4 Ways to Improve Your Thanksgiving Drinks

Basque Ciders

Thanksgiving drink guide

Matt Taylor-Gross

Cider

What’s the best wine to drink during Thanksgiving? Cider. Yes, good hard not-too-sweet cider from England, France, Spain, and increasingly the US. A good cider complements all the Thanksgiving notes: the caramelized crunch of turkey skin, the celery in your stuffing, the richness of your mashed potatoes. You can’t say the same for any wine or beer, and a drink made of apples just feels right this time of year

Underberg

If your second or third Thanksgiving helping has you so full you can barely move, consider the ultimate palate cleanser: Underberg. The cult German digestif is sold in wee 20-ml bottles for a reason: a single swig of the stuff is like a tactical nuclear bomb of herbs and botanicals that goes off in your stomach and climbs all the way back up your throat.

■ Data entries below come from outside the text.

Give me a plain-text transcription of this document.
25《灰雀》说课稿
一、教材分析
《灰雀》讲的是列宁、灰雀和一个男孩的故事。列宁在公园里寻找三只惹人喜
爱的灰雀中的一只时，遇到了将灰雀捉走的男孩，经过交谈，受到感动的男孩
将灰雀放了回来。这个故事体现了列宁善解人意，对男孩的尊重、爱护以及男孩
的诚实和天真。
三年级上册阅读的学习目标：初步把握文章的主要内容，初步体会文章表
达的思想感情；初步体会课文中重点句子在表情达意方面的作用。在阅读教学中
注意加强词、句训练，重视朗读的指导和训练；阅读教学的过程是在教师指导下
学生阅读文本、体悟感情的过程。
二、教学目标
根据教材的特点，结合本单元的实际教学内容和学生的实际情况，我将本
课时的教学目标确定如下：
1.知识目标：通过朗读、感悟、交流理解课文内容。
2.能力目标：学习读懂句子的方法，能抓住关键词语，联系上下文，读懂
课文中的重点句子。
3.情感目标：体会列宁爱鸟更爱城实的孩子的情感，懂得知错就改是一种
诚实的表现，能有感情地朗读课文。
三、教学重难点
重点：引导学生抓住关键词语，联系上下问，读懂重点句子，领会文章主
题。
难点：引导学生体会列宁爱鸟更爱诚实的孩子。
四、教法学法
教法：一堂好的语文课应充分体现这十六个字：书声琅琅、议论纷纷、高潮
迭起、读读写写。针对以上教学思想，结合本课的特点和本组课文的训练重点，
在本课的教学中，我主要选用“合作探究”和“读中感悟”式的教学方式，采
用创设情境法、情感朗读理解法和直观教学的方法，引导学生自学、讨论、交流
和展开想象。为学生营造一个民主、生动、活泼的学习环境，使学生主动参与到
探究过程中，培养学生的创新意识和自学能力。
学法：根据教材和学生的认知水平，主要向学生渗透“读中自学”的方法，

Breath freshening, stomach settling, and undeniably restorative, this little drink is just the thing to ready your heart and mind for another round of eating.

Batching Thanksgiving cocktails

Given the nature of Thanksgiving dinner—what with its family feuds and uncomfortable political discussions—, it's best to have a large amount of alcohol on hand to keep things cheery. The easiest way to do this? Whip up a large batch of fall punch using household ingredients like cinnamon, apple cider, lemon, tea, and sugar. Spike the mix with some of your favorite whiskey, rum, or brandy—with a splash of aromatic bitters if you've got them—and you're all set. Though you can follow a recipe, it's best to use a simple bartender's trick of proportions: six cups of alcohol to two cups of a sour ingredient to two cups of a sweet ingredient. To avoid dilution, use the biggest ice cubes you can find, or wait until guests are ready to drink before adding in smaller cubes of ice. For garnish, you can never go wrong with simple citrus wheels.